Lembaga Pengelola Arsip Warisan
Budaya
Peran arsip
sebagai warisan budaya ini adalah semata-mata untuk mejembatani antara ‘saat
ini’ dan ‘masa lalu’, karena kita tahu bahwa sejarah adalah jati diri (identitas),
tanpa arsip kita tak akan mengerti asal-usul kita dan dapat menjadi medium
untuk pengambilan keputusan ‘saat ini’. Sejalan dengan ini Schelenberg dalam Widodo (2014) membagi empat peran lembaga
kearsipan, antara lain:
- Menjadi kebutuhan praktis dan efisiensi kepemerintahan yang semakin maju dan menuntut dibutuhkannya penyimpanan terhadap arsip,
- Pertimbangan budaya lembaga kearsipan adalah lembaga yang mempunyai tanggung jawab terhadap pelestarian kebudayaan bangsa,
- Kesadaran pribadi, sebagai antisipasi terhadap konflik kesenjangan sosial, sehingga peran lembaga ini menjaga hakhak feodal dan hak-hak istimewa,
- Bersifat resmi kedinasan, arsip yang diciptakan oleh pemerintahan senantiasa mempunyai nilai guna berkelanjutan (continuing value) dan sebagai rekam jejak kegiatan pemerintahan.
- Fungsi pelestarian warisan budaya masyarakat,
- Dapat memberi rasa hormat terhadap kelampauan,
- Dapat membuka lembaran sejarah yang memungkinkan dalam mengambil keputusan,
- Mengizinkan masyarakat untuk memahami dengan jelas tentang hak-hak hukum mereka,
- Mengizinkan setiap individu untuk melihat dengan jelas tentang kejadian-kejadian tertentu yang menonjol dalam kebudayaannya.
Kebijakan Pengelolaan Arsip Statis
Tahap paling
awal adalah persiapan, hal ini berguna untuk meminimalisir permasalahan dan
memperlancar kegiatan kedepannya. Unsur yang mendasar dan yang krusial dalam persiapan pemeliharaan (preservation) dan
pengawetan (conservation) adalah unsur kebijakan. Kebijakan berfungsi sebagai
pedoman dalam melaksanakan kegiatan preservasi.
“Secara fundamental kebijakan adalah penjabaran tentang apa yang harus dipreservasi dengan cara mempreservasi kelompok bahan pustaka atau materi tertentu,” Rokhman (2008).
Oleh karena
itu kebijakan adalah fondasi awal bagi lembaga untuk menentukan tujuan dan
melaksanakan kegiatan. Berkaitan dengan kebijakan, kebijakan perencaan
hendaknya memperhatikan beberapa poin penting di bawah, sebagai berikut.

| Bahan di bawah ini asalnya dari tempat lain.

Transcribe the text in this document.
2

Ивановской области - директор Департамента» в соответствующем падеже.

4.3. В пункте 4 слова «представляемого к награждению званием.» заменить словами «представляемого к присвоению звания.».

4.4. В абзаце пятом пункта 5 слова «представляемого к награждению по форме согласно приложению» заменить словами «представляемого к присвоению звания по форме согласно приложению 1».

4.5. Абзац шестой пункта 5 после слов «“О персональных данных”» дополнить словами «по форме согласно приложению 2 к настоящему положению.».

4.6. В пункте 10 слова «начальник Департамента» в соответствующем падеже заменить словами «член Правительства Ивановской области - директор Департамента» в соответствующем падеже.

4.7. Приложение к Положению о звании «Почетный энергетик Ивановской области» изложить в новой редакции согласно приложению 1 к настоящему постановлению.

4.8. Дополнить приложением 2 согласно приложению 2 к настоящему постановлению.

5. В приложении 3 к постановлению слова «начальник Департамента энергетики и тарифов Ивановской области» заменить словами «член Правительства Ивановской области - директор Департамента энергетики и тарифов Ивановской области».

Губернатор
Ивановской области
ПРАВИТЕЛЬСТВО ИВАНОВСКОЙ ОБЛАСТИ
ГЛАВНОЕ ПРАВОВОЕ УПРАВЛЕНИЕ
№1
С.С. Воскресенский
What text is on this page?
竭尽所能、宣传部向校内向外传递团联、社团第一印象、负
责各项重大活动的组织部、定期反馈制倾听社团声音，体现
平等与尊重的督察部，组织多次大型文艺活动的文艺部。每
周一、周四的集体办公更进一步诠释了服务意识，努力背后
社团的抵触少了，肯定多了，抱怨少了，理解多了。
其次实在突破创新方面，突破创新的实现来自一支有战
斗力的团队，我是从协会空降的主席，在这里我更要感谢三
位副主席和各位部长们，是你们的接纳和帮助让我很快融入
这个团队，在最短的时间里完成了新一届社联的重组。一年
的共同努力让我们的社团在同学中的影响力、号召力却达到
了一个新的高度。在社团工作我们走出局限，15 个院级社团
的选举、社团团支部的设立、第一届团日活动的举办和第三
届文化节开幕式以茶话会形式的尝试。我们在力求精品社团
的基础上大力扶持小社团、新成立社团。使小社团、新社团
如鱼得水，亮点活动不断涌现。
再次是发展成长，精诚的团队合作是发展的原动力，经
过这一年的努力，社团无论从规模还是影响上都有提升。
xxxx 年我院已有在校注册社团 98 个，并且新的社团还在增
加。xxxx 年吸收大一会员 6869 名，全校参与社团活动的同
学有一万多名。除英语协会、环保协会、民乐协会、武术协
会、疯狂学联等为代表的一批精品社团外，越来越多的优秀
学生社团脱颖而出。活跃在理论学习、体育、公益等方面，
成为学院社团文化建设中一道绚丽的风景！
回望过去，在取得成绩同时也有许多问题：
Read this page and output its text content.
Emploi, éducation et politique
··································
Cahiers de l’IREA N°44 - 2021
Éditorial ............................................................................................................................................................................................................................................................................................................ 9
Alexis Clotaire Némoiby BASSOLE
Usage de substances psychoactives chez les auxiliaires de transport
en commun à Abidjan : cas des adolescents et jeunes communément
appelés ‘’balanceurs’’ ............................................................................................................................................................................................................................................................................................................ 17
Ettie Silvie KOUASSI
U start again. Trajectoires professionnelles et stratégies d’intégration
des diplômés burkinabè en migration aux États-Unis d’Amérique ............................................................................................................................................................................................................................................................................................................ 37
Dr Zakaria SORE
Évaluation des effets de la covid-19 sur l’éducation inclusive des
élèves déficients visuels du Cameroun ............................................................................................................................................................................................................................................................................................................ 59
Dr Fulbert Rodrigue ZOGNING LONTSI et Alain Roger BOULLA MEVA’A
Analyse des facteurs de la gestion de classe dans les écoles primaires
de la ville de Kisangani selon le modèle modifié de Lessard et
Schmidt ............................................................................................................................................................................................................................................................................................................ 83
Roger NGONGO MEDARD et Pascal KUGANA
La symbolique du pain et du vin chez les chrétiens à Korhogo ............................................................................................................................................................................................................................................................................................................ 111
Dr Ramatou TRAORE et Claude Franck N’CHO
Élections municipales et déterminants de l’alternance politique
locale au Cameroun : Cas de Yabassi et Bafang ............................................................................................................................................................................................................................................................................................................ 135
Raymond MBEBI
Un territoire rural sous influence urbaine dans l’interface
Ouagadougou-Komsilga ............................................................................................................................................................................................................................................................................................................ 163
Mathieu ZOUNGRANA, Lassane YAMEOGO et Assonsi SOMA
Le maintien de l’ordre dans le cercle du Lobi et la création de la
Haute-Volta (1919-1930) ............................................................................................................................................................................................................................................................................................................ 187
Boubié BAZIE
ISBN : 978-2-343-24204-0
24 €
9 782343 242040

- Kebijakan pemeliharaan arsip mencangkup akuisisi, merencanakan akomodasi, dan program publikasi seperti pameran dan sarana penelitian,
- Menekankan pada pengelolaan arsip yang bagus (a good archival stewardship), sehingga dapat menekan biaya pengawetan di masa depan,
- Penekanan terhadap pelatihan staf dan informasi, sehingga staf lebih kritis terhadap pembuatan program kerja kegiatan pengawetan,
- Pendelegasian wewenang dalam penerapan kebijakan, dijelaskan dalam dokumen yang terpisah. Integrasi antar cabang yang berwenang dalam program pengawetan arsip,
- Kebijakan pengawetan dengan jelas dan formal akan berhubungan dengan lembaga yang lain (akuisisi, dan pameran)
- Kebijakan pengawetan akan menjadi sumber informasi yang penting tatkala kebijakan tersebut terbuka secara internal maupun eksternal. Wright (199:307).
Pemeliharaan dan Pengawetan Arsip
Statis
Kegiatan
pemeliharaan dan pengawetan ini merupakan permasalahan yang krusial dan
kompleks dialami sebagian besar lembaga pengelola arsip.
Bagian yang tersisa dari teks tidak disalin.